Al año siguiente, en 1777, pintó Autorretrato en el estudio, en el que el decorado ha cambiado y, de manera más significativa, la actitud de Paret. Ahora le vemos elegantemente vestido, a la moda «maja», propia del Madrid de la época, pero con refinamiento, sentado en un sillón en medio de su taller de artista, rodeado de sus útiles de pintar y de otros objetos como bustos, carpetas, documentos, libros y mapas… Pero no pinta, ni siquiera sostiene los pinceles, está en actitud pensativa, con la mano izquierda en la mejilla: melancólico, ausente o desengañado. Recuerda algo a la postura de Jovellanos en el famoso retrato de Goya. Permanece meditabundo, con la mirada un poco perdida, su expresión es de tristeza y abatimiento.

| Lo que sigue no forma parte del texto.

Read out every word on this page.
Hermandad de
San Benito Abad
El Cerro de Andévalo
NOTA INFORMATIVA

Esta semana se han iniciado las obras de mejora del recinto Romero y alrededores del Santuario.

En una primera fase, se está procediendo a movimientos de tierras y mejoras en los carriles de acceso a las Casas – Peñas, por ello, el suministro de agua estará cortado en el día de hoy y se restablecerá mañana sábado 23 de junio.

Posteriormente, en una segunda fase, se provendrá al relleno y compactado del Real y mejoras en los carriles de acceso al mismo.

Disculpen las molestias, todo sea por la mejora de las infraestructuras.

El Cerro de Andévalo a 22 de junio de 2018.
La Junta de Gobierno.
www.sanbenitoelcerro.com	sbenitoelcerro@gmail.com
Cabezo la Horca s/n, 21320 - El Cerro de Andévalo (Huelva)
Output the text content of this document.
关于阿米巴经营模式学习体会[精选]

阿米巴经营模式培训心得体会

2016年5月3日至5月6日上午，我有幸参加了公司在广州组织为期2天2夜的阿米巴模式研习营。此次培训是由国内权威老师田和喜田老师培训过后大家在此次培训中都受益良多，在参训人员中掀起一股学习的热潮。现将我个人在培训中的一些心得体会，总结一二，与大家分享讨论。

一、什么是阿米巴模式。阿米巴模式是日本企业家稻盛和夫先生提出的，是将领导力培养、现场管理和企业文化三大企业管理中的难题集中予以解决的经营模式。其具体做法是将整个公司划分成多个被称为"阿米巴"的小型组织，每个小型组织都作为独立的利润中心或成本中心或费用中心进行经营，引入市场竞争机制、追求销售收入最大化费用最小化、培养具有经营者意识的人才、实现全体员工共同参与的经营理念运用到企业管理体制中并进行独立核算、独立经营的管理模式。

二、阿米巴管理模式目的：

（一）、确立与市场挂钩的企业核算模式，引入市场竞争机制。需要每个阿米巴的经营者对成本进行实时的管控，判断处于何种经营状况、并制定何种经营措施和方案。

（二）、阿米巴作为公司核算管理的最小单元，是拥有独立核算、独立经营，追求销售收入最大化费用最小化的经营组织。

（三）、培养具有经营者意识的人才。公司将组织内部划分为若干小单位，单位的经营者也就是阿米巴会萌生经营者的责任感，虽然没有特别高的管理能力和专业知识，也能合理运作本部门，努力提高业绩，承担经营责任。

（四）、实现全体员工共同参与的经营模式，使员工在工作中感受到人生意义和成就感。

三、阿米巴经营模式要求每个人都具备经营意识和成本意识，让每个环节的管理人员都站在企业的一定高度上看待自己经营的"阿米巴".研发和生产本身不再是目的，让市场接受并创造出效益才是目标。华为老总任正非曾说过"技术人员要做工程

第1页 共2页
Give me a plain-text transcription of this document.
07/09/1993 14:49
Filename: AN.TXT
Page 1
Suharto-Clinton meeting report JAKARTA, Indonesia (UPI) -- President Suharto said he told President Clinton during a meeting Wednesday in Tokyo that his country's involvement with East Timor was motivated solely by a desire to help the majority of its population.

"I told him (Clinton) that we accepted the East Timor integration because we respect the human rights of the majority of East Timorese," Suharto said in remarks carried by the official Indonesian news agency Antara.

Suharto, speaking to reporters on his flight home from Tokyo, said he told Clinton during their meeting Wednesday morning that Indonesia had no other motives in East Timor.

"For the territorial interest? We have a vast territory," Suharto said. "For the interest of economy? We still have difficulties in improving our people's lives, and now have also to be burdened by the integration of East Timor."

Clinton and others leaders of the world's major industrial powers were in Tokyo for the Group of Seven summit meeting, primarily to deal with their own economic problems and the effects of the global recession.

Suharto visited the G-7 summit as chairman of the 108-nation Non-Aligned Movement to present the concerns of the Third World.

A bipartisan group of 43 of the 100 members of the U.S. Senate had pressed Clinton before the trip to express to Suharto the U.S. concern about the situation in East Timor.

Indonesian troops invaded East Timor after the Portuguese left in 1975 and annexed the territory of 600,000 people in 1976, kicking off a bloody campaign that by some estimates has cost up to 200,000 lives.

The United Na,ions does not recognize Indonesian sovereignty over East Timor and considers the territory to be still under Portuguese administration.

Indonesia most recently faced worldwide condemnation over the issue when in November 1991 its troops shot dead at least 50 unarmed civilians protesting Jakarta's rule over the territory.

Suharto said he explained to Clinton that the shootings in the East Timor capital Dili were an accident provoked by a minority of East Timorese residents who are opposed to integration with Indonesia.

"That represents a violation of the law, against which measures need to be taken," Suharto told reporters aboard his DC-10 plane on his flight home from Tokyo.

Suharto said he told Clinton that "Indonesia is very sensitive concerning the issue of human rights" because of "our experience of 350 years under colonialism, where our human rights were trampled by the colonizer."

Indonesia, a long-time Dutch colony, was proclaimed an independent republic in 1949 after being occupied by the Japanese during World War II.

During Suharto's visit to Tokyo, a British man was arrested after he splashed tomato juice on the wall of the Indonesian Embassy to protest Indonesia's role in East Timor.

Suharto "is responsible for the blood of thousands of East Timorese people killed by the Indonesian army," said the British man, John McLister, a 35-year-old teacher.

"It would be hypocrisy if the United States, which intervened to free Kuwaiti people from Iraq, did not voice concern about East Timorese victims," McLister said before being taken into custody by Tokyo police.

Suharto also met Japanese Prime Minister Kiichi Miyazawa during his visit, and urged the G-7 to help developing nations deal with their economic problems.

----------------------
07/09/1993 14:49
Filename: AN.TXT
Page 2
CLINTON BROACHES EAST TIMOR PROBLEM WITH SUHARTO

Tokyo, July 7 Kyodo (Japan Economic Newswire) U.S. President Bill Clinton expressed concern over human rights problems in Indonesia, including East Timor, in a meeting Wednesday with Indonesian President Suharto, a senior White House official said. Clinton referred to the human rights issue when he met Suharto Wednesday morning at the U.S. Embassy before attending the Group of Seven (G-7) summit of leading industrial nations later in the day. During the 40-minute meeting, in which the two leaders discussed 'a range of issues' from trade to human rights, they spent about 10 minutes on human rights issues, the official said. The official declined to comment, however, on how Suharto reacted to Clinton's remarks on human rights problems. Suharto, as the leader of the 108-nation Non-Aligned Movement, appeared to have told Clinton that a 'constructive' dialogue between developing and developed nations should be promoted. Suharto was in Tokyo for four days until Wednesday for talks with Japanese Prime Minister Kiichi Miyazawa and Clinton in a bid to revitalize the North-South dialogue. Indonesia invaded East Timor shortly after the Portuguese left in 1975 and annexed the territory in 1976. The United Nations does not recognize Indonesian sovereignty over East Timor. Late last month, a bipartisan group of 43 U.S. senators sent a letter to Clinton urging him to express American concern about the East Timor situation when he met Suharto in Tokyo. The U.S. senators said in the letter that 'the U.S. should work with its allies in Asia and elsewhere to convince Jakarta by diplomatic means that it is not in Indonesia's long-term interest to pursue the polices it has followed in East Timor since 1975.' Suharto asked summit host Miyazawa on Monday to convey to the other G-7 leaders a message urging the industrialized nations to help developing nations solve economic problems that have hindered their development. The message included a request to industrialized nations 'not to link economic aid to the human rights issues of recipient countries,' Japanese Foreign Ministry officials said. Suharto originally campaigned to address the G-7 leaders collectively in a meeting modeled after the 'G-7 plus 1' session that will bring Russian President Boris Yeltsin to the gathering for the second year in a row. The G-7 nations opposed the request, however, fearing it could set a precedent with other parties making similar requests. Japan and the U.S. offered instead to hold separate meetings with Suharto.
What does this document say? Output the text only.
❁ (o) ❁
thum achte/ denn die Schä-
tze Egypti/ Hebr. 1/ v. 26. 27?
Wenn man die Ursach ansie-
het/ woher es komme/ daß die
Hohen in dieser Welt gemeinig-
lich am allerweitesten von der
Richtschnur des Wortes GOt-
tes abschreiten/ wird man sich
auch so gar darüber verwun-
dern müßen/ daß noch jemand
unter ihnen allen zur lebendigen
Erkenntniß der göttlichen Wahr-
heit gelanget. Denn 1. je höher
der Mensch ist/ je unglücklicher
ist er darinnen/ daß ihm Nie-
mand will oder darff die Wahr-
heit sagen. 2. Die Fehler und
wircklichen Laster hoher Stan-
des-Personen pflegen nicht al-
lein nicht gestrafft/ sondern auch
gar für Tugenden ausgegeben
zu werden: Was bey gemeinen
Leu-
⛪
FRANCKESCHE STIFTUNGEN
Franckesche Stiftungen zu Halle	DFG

Todo en su figura denota la añoranza del desterrado, la pena del que quiere regresar a su país y no puede. Dos objetos refrendan el castigo del exilio: detrás de él una marina ovalada muestra el naufragio de un barco, imagen que desde la antigüedad simboliza la zozobra vital del desterrado, y sobre el brazo izquierdo del sillón y sujeto por el codo de Paret un mapa de España, soporte de sus ensoñaciones nostálgicas… Hoy sabemos que este cuadro lo pintó a petición de su esposa para regalarlo a Luis Gabriel, un amigo, al que está dedicado, con la esperanza de que mediase en torno al rey para que le levantase el castigo. Por eso tal vez ha acentuado la expresión apenada, pues pretende conmover a este y eventualmente al rey. Si esta fue la finalidad, parece que funcionó, pues el cuarto de los autorretratos que llaman mi atención lo pintaría, en 1780, ya en España. 

La comisaria de la exposición, Gudrun Maurer, ha colocado, creo que con buen criterio, Autorretrato vestido de azul cerrando esta serie, a pesar de que los expertos discuten todavía si este es un retrato o un autorretrato. Fuera la que fuese la génesis del cuadro, hoy está claro que se trata de un autorretrato pintado por Paret en 1780 ya instalado en Bilbao. A diferencia del anterior aquí posa a orillas del Cantábrico, nos mira de frente, muestra una espléndida sonrisa, con una expresión relajada en el rostro y las mejillas sonrosadas. Lujosamente vestido y con zapatos de tacón rojo, que indican que ya era académico de mérito y gozaba de los mismos derechos que los hijosdalgo de sangre. Sentado sobre un seguro banco de piedra, en la orilla de un mar agitado pero sin peligro, la mano izquierda señala el paquebote que, se supone, le ha traído del destierro americano. Con un gesto de ironía en la cara, parece decirnos “adiós a todo eso”: fui más fuerte, resistí y ahora estoy de vuelta. 

Efectivamente, más de doscientos años después de su muerte en Madrid en 1799, Paret está de vuelta. En libertad. Mereció el tiempo de espera y merece que lo visitemos en el Prado.